Digest retirees, many now in their 80s, have banded together to make their plight known; some have told their stories in the press. All are full of fear for a future suddenly darkened by the loss of between 30 and 80% of income which they had been promised would be theirs for life. What we are currrently offered is less than four cents on the dollar, in my case, $44 a month in place of $1259.
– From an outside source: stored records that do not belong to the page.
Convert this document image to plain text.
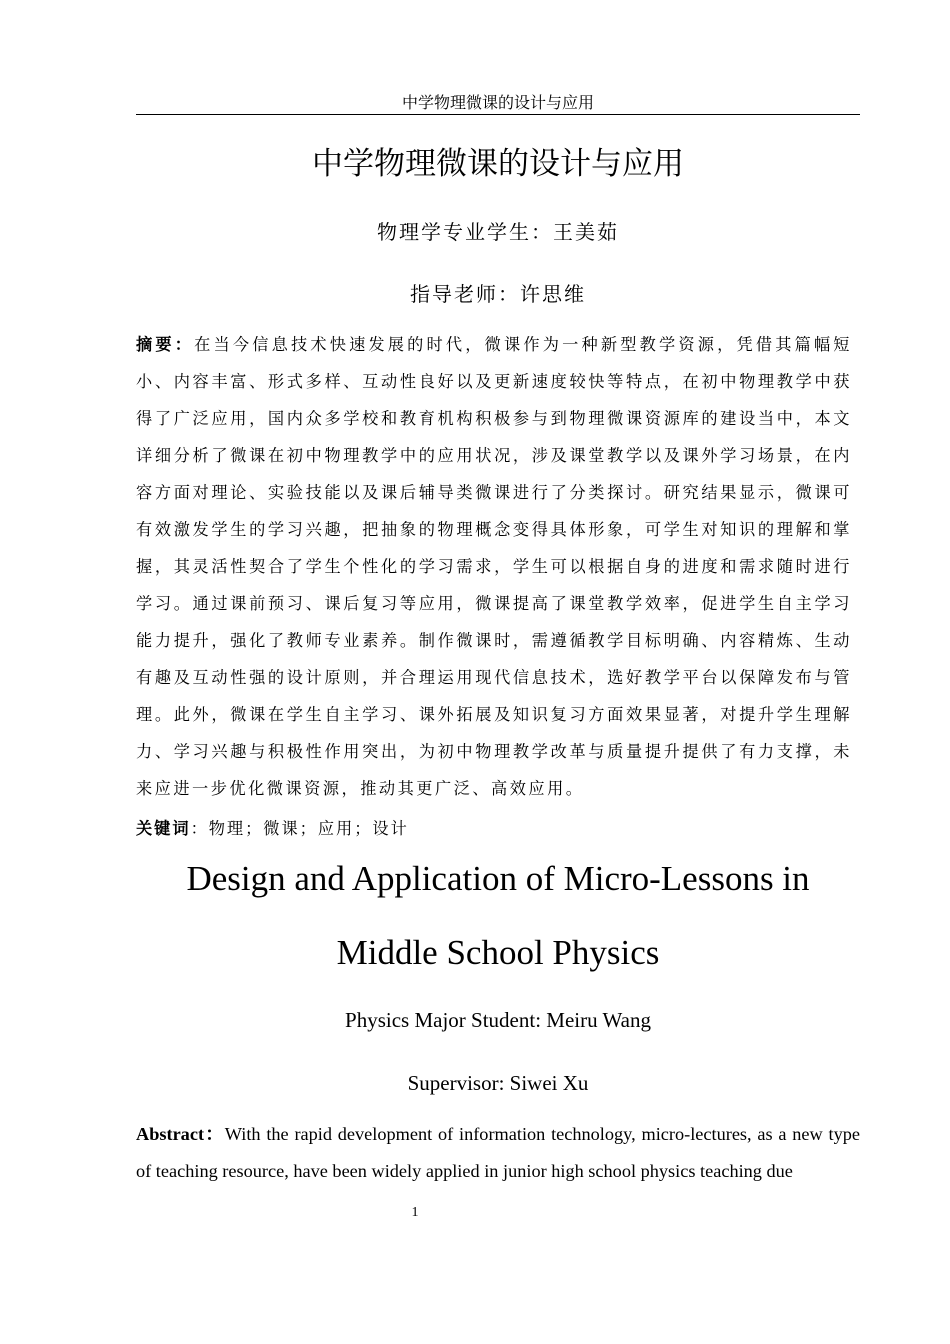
中学物理微课的设计与应用
中学物理微课的设计与应用
物理学专业学生：王美茹
指导老师：许思维

摘要：在当今信息技术快速发展的时代，微课作为一种新型教学资源，凭借其篇幅短小、内容丰富、形式多样、互动性良好以及更新速度较快等特点，在初中物理教学中获得了广泛应用，国内众多学校和教育机构积极参与到物理微课资源库的建设当中，本文详细分析了微课在初中物理教学中的应用状况，涉及课堂教学以及课外学习场景，在内容方面对理论、实验技能以及课后辅导类微课进行了分类探讨。研究结果显示，微课可有效激发学生的学习兴趣，把抽象的物理概念变得具体形象，可学生对知识的理解和掌握，其灵活性契合了学生个性化的学习需求，学生可以根据自身的进度和需求随时进行学习。通过课前预习、课后复习等应用，微课提高了课堂教学效率，促进学生自主学习能力提升，强化了教师专业素养。制作微课时，需遵循教学目标明确、内容精炼、生动有趣及互动性强的设计原则，并合理运用现代信息技术，选好教学平台以保障发布与管理。此外，微课在学生自主学习、课外拓展及知识复习方面效果显著，对提升学生理解力、学习兴趣与积极性作用突出，为初中物理教学改革与质量提升提供了有力支撑，未来应进一步优化微课资源，推动其更广泛、高效应用。

关键词：物理；微课；应用；设计

Design and Application of Micro-Lessons in
Middle School Physics

Physics Major Student: Meiru Wang
Supervisor: Siwei Xu

Abstract：With the rapid development of information technology, micro-lectures, as a new type of teaching resource, have been widely applied in junior high school physics teaching due

1
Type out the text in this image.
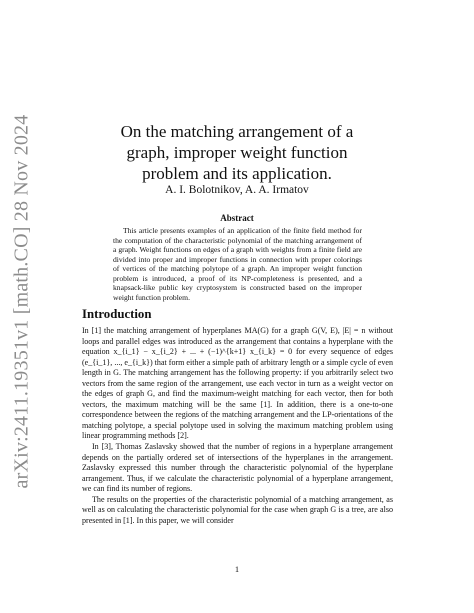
arXiv:2411.19351v1 [math.CO] 28 Nov 2024	On the matching arrangement of a graph, improper weight function problem and its application.
A. I. Bolotnikov, A. A. Irmatov
Abstract

This article presents examples of an application of the finite field method for the computation of the characteristic polynomial of the matching arrangement of a graph. Weight functions on edges of a graph with weights from a finite field are divided into proper and improper functions in connection with proper colorings of vertices of the matching polytope of a graph. An improper weight function problem is introduced, a proof of its NP-completeness is presented, and a knapsack-like public key cryptosystem is constructed based on the improper weight function problem.

Introduction

In [1] the matching arrangement of hyperplanes MA(G) for a graph G(V, E), |E| = n without loops and parallel edges was introduced as the arrangement that contains a hyperplane with the equation x_{i_1} − x_{i_2} + ... + (−1)^{k+1} x_{i_k} = 0 for every sequence of edges (e_{i_1}, ..., e_{i_k}) that form either a simple path of arbitrary length or a simple cycle of even length in G. The matching arrangement has the following property: if you arbitrarily select two vectors from the same region of the arrangement, use each vector in turn as a weight vector on the edges of graph G, and find the maximum-weight matching for each vector, then for both vectors, the maximum matching will be the same [1]. In addition, there is a one-to-one correspondence between the regions of the matching arrangement and the LP-orientations of the matching polytope, a special polytope used in solving the maximum matching problem using linear programming methods [2].

In [3], Thomas Zaslavsky showed that the number of regions in a hyperplane arrangement depends on the partially ordered set of intersections of the hyperplanes in the arrangement. Zaslavsky expressed this number through the characteristic polynomial of the hyperplane arrangement. Thus, if we calculate the characteristic polynomial of a hyperplane arrangement, we can find its number of regions.

The results on the properties of the characteristic polynomial of a matching arrangement, as well as on calculating the characteristic polynomial for the case when graph G is a tree, are also presented in [1]. In this paper, we will consider

1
Peter J. Clark is terminally ill and has a sick wife and a handicapped daughter who requires 24-hour care. His supplementary pension, he writes, just covers his monthly medical insurance premiums and uncovered medical expenses. “I fear facing financial hardship through my remaining days,” he writes. Stan Englebardt sees his savings disappearing. John G. Hubbell, an award-winning writer, wonders about the Digest’s claim that it does not have the money to pay his full pension. How, then, can it pay its current executives multi-million dollar salaries (Mary Berner, the Digest’s CEO, earns $125,000 a month in base salary alone, plus handsome bonuses).

I spent most of my Digest time, 37 years, overseas as a European correspondent. It was fun while it lasted, but far from the expatriate life of luxury dreamed up in the red states. Until this year my wife and I drove a 1994 Volvo; we’d be driving it still if I’d known in June that I was going to lose a critical part of my pension in August.

Since retirement, we have lived solely on the pension and Social Security benefits. The decline of the dollar has made things difficult for us and our savings are meager. But I am 86 years old, too late for us to pull up our roots now and start a new life in America. The permanent loss of a third of my pension would be a severe blow.

I know that others on whom this hurt has fallen have sorrier stories. But what everyone of us who helped make Reader’s Digest a byword around the world now share is the hit-in-the heart realization that we are being asked to pay for the damage done to our company by the very people who brought it to ruin.